En efecto, la celebérrima cantante Dalida, que por fin había unido su destino al del más conocido cineasta de su país, "dejando atrás un montón de malas películas" según había comentado dichosa - bastantes de esas obras son muy difíciles de ver para comprobar esa afirmación, aunque espero que no contase entre ellas a "Land of the Pharaohs" de Howard Hawks, donde debutó como doble de Joan Collins - aparecía muerta en un hotel de París.
Muchos recuerdos removidos en el rodaje, muchas sombras rondando su cabeza desde hacía años... se hace inevitable pensar en la Maria Callas de Pasolini, con la que incluso físicamente guardaba un cierto parecido.
La condescendencia con que se suele mirar a las cinematografías del segundo o tercer mundos, resulta más absurda que nunca si se contempla la maestría de Chahine para filmar y montar una secuencia que puede arrancar desde una grúa, incluir una panorámica, lanzarse a perseguir un personaje con un travelling y finalizar en un plano fijo.
Y asombrarse no de su audacia o su precisión, sino de su adecuación, de que no es una caricatura para seducir inadvertidamente al espectador que tiende a saturarse de "realismo" y prefiere que cuanto sucede en pantalla sea fútil para evadirse cuando y cuanto quiera.
Nunca perdió Chahine la rebeldía de sus primeras películas, treinta y tantos años atrás, cuando se empezó a hablar de cintas árabes, indias, japonesas o brasileñas en festivales por toda Europa.

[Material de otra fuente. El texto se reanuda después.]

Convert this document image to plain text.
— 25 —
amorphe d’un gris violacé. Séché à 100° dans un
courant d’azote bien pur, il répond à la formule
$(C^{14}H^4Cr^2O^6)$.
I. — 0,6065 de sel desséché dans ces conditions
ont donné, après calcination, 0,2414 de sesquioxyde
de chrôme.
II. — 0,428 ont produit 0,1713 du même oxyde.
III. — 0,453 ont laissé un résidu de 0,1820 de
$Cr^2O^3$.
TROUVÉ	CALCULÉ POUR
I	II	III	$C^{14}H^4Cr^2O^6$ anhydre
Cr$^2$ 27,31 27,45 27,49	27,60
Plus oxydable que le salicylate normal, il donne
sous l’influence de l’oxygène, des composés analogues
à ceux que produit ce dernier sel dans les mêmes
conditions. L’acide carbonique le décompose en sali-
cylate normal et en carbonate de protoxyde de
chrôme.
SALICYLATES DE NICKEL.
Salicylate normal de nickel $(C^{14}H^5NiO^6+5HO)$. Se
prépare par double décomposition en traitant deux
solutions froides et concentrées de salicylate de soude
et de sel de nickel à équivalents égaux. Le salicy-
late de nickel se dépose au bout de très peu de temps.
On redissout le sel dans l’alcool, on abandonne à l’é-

Ya en los días de "Siraa Fil-Wadi" (1954) tenía esa exuberante manera de narrar - no muy confortable para ese público que solo se activa cuando le señalizan lo importante, a menudo además desplegada en films bastante largos -, poco cambiaría con la madurez alcanzada diez ("Al-nass wal Nil", 1968) o veinte años después ("Iskanderija... lih?", 1978) y aún resistiría el "contraestilo" en "Al-massir" (1997) o "Alexandrie... New York" (2004), varias de las que me parecen sus mejores obras, en todas las épocas.
Para afianzar su posición pudo haberse entregado a estratégicas y coyunturales causas ajenas, o proclamar y no moverse un centímetro de alguna propia, pero entonces quizá se hubiese tenido que preguntar al llegar los momentos musicales algo importante, ¿cómo acompañar con violines - no digamos con una big band - a lo que no sentía como universal?
Ya que el trasfondo del film es una epidemia de cólera, pudo Chahine recostarse plácidamente en el más famoso libro de Albert Camus, pero como si de un Guru Dutt impregnado en varias nuevas olas se tratase, "Al yawn al-Sadis" va por libre, colma expectativas en una bobina y a partir de un cierto punto (el incendio de la casa, tal vez el primer número coreografiado del simpar Mohsen Mohieddin), solo cabe dejarse conducir, a un ritmo ridículo y magnífico, hasta esa barcaza que navega hacia Alejandría donde Chahine aprovecha para medirse al horizonte y el amanecer, por si nos había parecido que se parapetaba en callejuelas enloquecedoras y en la oscuridad de la noche para invocar semejante vitalidad heterogénea de su mirada.